Noches blancas

I

Víctor era maricón pero nadie le puso un solo nombre de mujer. A nadie, dijeron después, se le ocurrió proferir nunca un chillido como Vicky o un alias tan enfáticamente cortesano como Victoria. Víctor arrastraba las piernas largas y huesudas a uno y otro lado del barrio, a uno y otro lado del paradero y la gente se quedaba mirando como había salido blandito el hijo de María, porque no estaba bien eso de andar criando siete hijos en estos tiempos, antes no pasaba nada pero ahora la vida es distinta y aunque uno no quiera se descuida y algo acaba por salir mal. Víctor, que era maricón, dejó de serlo el día que lo mataron delante de todos nosotros, los chiquillos del barrio, porque ese día Víctor se volvió un hombre y montó bañado en sangre en el alfa de la policía y cuando llegó al hospital no dejó que ningún camillero se le arrimara, caminó dos o tres pasos con las rodillas temblorosas hasta la entrada de emergencias y se desplomó en el piso como una fiera abatida.
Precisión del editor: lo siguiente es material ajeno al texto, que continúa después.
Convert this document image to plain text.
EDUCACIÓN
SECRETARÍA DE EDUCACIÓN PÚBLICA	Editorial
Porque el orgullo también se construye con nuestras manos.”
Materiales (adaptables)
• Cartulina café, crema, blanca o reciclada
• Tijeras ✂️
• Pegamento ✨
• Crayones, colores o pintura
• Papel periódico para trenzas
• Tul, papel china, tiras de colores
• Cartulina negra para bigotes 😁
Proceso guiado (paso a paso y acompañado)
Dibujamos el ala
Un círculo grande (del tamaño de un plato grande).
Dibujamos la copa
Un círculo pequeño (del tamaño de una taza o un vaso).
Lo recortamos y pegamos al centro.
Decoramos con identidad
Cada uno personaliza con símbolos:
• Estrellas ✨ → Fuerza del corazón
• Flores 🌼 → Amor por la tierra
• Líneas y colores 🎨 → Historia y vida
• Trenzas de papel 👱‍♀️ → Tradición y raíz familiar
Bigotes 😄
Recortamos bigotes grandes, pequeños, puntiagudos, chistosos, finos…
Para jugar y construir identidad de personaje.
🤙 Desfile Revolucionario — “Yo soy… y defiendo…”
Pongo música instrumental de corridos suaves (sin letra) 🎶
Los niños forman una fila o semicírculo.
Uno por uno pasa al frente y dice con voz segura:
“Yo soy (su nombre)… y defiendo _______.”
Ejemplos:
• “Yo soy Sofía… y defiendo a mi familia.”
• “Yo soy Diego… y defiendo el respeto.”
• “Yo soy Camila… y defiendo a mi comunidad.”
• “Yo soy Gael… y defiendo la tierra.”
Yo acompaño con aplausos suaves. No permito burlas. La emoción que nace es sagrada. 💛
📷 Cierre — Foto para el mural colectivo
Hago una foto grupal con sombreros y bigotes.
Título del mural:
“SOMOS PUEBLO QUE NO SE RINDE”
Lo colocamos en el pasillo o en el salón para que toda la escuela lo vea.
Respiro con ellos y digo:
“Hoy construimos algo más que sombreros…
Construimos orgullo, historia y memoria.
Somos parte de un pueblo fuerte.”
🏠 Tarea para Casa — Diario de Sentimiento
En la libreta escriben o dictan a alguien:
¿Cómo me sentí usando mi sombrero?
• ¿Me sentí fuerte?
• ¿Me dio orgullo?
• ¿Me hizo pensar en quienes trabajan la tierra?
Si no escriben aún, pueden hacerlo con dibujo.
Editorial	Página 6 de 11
Esa fue la historia que recorrió Cienfuegos entero, un pájaro de carroza que vivía en un solar allá por el antiguo paradero de trenes con la madre y los hermanos, y con un marido borracho y celoso también. Un tipo que tomaba cada dos o tres días a lo sumo y que le encendía el pellejo al cándido Víctor por el primer escote. Y me iba a llevar algún tiempo advertir cuánto pueden desgajarse o inflamarse las palabras en una sola articulación de la boca, eso y que la muerte, la forma en la que uno decide morir cuando le es posible, no guarda ninguna relación con la forma en la que uno arrastra las piernas o menea las nalgas. Pero para ese momento, para el 28 de marzo de 1994, yo tenía apenas seis años y solo podía correr con los otros chiquillos hasta la esquina para ver cómo acuchillaban a Víctor.

II

Ya nadie conoce esta zona como el paradero, pero el paradero de trenes cerca del muelle fue, durante largos años, zona de tolerancia, de putas mal alimentadas, de solares ocupados por mujeres resueltas que ponían el plato de comida delante de sus padres y sus hermanos mientras desempercudían la sábana sofocada por algún marine yanqui que no llegaba a los veinte. Después el paradero se trocó en zona de hijas de putas, matronas ya viejas que custodiaban el buen nombre de su descendencia trabajadora, integrada, mujeres nuevas que se convertirían a su vez en madres de muchachitas que iban a recordar, llegado el momento, los lances sepultados de sus abuelas, que encontrarían algún billete roído de dos dólares en el resguardo ácido de aquellos pechos. Y cuando los padres y los hermanos volvieron a quedar desprevenidos ante el contorno brusco del  hambre que reposaba sobre los platos, las muchachitas del paradero apretujaron los resguardos de las madres de sus madres entre los senos recién formados y esperaron la noche.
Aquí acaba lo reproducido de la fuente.